We’ve taken our children, of which there are now three(!), to Italy, France, England, Iceland, the Faroe Islands, Canada, Japan—and plenty of places stateside, too. What hard-earned lessons have we learned along the way? What are our best tips for parents navigating travel with a baby for the first time? I’m so glad you asked.

1. Remember that “vacations” at this point are just parenting in a beautiful place.

The sooner you embrace this, the sooner you’ll be delighted by your experience instead of annoyed by it. Baby needs to stop to eat on the way to the art museum? Feel grateful for the reason to pause and people watch while baby fills their belly. Blowout on the way home? Perfect excuse to pop into a local shop and pick up a sweet new outfit. Home for the night at 5 p.m. because baby can’t hang? (They get jet-lagged, too!) Hooray for takeout from somewhere that isn’t the place you always order from at home. (We had the most amazing carbonara out of boxes at our Airbnb in Rome while our kids were sleeping and I still salivate thinking about it.)

2. Lower your expectations and then lower them again.

Plan to do one thing each day. See one site. Visit one market. Take one hike. And then leave the rest of the day open to revolving around whatever baby needs. Maybe you’ll go back to your villa and all nap together. Maybe they’ll nap on the go, and you’ll get to pop by a café for a leisurely pastry. Maybe you’ll find a shady park to pass the afternoon in. The key is to count on just one very manageable thing and know that anything beyond that is gravy.

3. Pay a little more for convenience and/or comfort.

Book the ticket with as few layovers as possible. (I repeat: Book the ticket with as few layovers as possible!) Similarly, arrange a car service for airport transfer, if the train or bus route to get into town is complicated. Opt for a private tour over a group tour, when possible, so you can go at your own (aka baby’s) pace. Upgrade to a suite, so you have a separate space to hang while baby is sleeping. Better yet, book a place with a view, so even if you only leave to pick up that aforementioned carryout dinner, you’ll be able to literally see and enjoy the change of scenery.

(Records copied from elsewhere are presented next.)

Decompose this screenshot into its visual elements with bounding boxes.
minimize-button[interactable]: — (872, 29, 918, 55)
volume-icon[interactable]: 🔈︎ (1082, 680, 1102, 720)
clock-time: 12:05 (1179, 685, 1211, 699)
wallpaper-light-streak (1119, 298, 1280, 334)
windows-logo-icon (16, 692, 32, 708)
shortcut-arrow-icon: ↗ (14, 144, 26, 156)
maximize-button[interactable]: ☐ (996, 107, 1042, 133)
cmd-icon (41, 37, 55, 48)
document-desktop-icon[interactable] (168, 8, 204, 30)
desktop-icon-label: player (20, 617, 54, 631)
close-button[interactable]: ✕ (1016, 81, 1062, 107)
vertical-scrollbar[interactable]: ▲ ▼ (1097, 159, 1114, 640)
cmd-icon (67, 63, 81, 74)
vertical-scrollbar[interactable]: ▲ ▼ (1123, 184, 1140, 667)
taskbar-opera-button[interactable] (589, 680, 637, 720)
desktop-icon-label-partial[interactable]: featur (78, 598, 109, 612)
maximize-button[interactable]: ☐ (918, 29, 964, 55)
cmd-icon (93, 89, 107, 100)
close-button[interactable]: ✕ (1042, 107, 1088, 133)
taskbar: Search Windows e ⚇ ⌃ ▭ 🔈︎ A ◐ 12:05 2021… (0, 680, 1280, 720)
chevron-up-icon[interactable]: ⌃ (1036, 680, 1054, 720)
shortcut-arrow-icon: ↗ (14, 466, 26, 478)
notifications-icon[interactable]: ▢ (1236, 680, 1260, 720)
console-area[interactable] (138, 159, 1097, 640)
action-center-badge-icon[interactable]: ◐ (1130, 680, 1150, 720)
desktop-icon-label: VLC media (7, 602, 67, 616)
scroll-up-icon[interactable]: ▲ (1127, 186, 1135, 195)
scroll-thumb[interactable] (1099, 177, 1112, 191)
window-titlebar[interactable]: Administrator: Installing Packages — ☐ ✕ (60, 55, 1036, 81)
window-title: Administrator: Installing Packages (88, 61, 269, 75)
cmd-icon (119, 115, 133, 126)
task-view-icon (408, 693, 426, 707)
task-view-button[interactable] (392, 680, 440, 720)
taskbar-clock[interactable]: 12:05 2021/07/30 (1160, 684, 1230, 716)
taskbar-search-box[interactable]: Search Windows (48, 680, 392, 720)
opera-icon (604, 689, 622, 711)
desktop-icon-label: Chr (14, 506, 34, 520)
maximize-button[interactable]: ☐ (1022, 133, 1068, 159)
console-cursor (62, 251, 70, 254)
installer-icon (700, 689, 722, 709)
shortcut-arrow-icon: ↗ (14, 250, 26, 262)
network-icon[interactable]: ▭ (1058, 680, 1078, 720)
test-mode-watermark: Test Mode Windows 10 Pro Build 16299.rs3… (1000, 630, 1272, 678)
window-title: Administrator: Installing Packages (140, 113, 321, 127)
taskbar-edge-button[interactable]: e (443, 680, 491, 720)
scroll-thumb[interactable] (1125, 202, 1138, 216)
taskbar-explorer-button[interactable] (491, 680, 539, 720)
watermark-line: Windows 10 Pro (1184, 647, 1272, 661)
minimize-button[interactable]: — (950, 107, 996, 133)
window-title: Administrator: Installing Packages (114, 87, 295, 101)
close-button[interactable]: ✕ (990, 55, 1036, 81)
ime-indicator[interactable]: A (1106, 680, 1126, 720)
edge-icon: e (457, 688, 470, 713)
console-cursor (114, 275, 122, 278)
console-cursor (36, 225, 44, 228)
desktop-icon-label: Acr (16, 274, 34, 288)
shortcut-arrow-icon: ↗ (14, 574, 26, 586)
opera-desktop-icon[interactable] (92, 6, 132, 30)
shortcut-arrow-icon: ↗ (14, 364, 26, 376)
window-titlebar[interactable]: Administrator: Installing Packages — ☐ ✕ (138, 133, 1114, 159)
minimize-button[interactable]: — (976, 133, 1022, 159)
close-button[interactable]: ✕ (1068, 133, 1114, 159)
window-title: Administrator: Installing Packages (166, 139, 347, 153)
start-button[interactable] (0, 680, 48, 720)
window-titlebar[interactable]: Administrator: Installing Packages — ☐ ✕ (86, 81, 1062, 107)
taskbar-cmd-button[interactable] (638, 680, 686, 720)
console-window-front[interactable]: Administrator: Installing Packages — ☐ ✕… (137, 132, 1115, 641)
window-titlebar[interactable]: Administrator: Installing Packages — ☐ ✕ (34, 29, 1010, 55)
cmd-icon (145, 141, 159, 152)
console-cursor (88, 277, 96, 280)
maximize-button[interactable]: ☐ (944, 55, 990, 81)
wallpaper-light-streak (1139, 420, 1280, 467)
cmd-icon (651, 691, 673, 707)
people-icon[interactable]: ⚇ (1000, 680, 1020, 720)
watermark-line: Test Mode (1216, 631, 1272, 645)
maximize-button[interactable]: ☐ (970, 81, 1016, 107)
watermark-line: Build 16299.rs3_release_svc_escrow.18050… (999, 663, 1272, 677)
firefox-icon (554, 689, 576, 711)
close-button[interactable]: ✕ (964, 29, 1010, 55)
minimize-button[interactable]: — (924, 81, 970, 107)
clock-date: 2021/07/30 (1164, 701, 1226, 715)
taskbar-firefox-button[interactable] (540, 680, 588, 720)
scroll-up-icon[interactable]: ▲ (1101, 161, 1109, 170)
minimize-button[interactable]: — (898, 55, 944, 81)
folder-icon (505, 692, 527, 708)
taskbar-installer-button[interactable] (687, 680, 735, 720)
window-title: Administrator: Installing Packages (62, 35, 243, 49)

4. Pack light. Like, really light.

Carrying a lot of luggage is pretty much the worst, and that’s especially true when you’re also toting a babe, so pare down where you can. Depending on where you’re traveling, you can likely buy most of the random “might needs” there if you end up needing them. You can also buy diapers, extra wipes, etc., at your destination if you’d rather not carry them. (Although! If you do pack them, it essentially reserves that space for souvenirs on your way home, which is not a bad thing.) As for clothes, if you book an Airbnb with a washing machine, plan to do a load or two while you’re traveling to save on space (and keep those spit-up stains from setting).

5. Skip the stroller.

Cobblestone streets. Crowded restaurants. Stairs. There are so many times it’s inconvenient to have a stroller that, in my experience, it almost always outweighs the benefits of having one. Consider leaving the stroller at home and opt to bring a wrap (or even two) with you. It’s far more compact, super reassuring for baby as they take in new sights and sounds and smells, and helps deter any well-meaning strangers from getting too close. (It’s like a look-but-don’t-touch sign that translates into any language.) We’ve traveled sans stroller a lot and never regretted it.

6. Connect with locals. 

Little ones make the best icebreakers. A quintessential Italian grandmother brought out a plate of food for our son at her restaurant and stood there cutting it up herself for him to enjoy. Our blond daughter was practically a celebrity in Japan, where gaggles of teen girls would follow her and delight at her coy waves. And we received an extra little something at every bakery in Paris for our petite companion. Almost everyone we’ve encountered has been especially friendly and accommodating of our pint-sized travelers and we’ve chatted with locals so much more than we ever did when it was just the two of us. It’s been one of my favorite unexpected perks of having them along!

    Wherever you go and whatever you do, know that your trip will look different than it would if you were sans children. And that that isn’t necessarily a bad thing. Even if we’re not able to do all the things we want to, it’s worth visiting new destinations just to get a taste for them. And if we really love them, we tell ourselves, we can always come back.